A while back I showed a stool I had made and my process. Stool number 2 is in the works, but I hit something of a stumbling block. The seat is hard maple, and beveling the underside was taking a very long time with my existing tool kit. I have a lovely Ward drawknife, and the time had come to sharpen it up.

I cant describe what follows as best practice, more like a series of misadventures. The good news is, even if you don’t really know what you are doing, and make up your process as you go, you can still wind up with a wickedly sharp drawknife at the end!

Drawknife

I lap the back flat and smooth. This is completely unnecessary. Many argue that a slight under bevel on a drawknife is desirable. Going to this level of polish across the entire back is more a factor of my OCD than anything sane. For efficiency I would recommend just creating a very shallow under bevel and polishing that.

Drawknife

We have a flat back, now we need a bevel. The existing bevel is a round mess and I’m not removing that much material by hand. Off to the grinder we go. I took a look at some of the grinding set-ups respected drawknife users had on youtube, decided I was in a hurry, and just clamped a little piece of wood down on my grinder table….

The tricky part about grinding a drawknife is that the drawknife and its handles will collide with the body of the grinder if you try and sharpen it like a giant plane iron. You have to run across the edge of the grindstone at an angle to be able to move smoothly across the entire blade. The little bit of wood gave me a fixed point to run against. The back of the drawknife sits on edge of the table, tilted until the bevel hits the stone, and the stick gives me a fixed point to keep that distance consistent.

I wish I had a photo of how this works, but its a two handed operation, so I don’t. The key points. 1. The back of the drawknife rests on the edge of the table with the bit of wood stopping it from moving back. You slide the knife over the edge of the table, the wooden stop prevents it from sliding back. If you keep the angle you are holding it at consistent as you move back and forth, you get a consistent grind…. in theory.

Drawknife

To start with, I need to set the right distance for the stick. To do that, I pop the drawknife on with the grinder off, put the existing bevel in contact with the wheel and spin it a little by hand. Then I look to see where the scratch marks are. I’m aiming to start by grinding in the middle of the exciting bevel.

You can see it took a fair bit of experimentation and knocking the stick back and forth before I hit centre. Once I found it, I ground a reasonable amount of bevel and then went to check what angle I was grinding.

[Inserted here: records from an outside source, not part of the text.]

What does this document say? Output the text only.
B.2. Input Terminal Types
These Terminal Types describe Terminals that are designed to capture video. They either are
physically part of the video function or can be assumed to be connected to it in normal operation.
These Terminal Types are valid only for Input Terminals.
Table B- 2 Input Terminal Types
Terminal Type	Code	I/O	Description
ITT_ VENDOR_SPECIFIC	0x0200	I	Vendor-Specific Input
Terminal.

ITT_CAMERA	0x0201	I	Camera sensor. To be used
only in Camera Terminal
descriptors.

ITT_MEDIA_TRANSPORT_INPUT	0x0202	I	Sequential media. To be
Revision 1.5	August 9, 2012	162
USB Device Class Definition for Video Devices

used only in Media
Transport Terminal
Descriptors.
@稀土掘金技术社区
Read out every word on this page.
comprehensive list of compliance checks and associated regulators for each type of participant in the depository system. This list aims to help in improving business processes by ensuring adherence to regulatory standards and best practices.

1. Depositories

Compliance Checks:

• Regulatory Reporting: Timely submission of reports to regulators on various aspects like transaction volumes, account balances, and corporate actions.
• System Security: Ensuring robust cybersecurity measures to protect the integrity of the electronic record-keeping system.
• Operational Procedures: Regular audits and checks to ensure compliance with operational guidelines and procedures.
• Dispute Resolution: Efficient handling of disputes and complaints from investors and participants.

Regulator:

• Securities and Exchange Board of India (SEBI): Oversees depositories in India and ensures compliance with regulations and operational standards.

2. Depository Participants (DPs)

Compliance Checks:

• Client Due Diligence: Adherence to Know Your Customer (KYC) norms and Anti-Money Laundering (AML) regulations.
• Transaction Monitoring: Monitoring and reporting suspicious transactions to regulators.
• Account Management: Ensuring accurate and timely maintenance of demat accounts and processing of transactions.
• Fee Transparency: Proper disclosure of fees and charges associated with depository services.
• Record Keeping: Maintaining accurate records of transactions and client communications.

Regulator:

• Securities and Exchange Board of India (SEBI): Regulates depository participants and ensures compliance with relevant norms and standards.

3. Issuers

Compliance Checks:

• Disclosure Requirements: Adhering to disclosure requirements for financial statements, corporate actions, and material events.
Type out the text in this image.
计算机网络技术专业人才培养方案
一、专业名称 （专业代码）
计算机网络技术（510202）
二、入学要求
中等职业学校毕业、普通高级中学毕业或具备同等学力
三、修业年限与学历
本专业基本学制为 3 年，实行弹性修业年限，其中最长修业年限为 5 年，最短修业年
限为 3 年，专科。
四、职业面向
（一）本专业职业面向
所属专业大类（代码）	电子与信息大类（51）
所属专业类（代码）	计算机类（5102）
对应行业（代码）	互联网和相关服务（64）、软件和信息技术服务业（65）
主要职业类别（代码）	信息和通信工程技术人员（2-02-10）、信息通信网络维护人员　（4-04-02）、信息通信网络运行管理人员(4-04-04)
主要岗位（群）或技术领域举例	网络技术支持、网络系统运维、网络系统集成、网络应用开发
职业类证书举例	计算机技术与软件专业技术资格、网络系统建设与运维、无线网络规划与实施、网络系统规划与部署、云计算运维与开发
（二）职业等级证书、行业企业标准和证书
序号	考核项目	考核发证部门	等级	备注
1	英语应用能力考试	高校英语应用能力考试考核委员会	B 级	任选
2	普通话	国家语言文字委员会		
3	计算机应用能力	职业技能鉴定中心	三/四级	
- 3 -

The grinding itself is not too hard, keep the angle of drawknife consistent as you move it back and forth make relatively quick light passes against the corner of the stone. Don’t worry about not having steady enough hands. I certainly don’t. If its a vintage drawknife, its quite likely the thickness of the back will vary, meaning your angle wont be 100% consistent anyway.

Drawknife

My quick and dirty way of checking the bevel angle is to use a digital level box. I put it on the back of the drawknife, and zero it out.

Drawknife

Then I rest it on the little bit of bevel I’ve ground, and see what angle it gives me. 14.3 is too low, I’m aiming for about 25 degrees. So I go and knock my little stick back a bit, and grind again. Second time got me to about 21 degrees, third time was the charm at 24.8. Close enough for me.

Drawknife

When I finished the grind, I was happy enough. It was pretty consistent, although I burnt the blade in one small spot. It was way out along the left hand side where I cant see myself actually cutting with it, so I didn’t care.

Drawknife

Then I took a 140 grit diamond stone, and started running it back and forth along the hollow grind bevel. This revealed that the grind was shockingly inconsistent… I’ve since discovered that the little MDF table I’ve built for my grinder has worn a bit, and now the tool rest has a bit of wobble to it, ah well.

About 10 minutes work with the coarse diamond stone and I have a consistent edge, but my hollow grind is now mostly a flat grind. I then worked up to 600, 1200, 3000 grit, and then stropped.

Drawknife

Lets see how it works out. I can shave hair with the edge of the drawknife, and here is the finish it leaves on end grain pine. I can live with that.

Drawknife Demo

You can hog material off in softwood wickedly fast with a sharp drawknife.

Drawknife

And best of all stool seat number 2 now has its under bevel.

The lesson I take from this is that you don’t need to be an expert to sharpen an unfamiliar tool. As long as you know to get two flat edges intersecting in the end, it will all work out!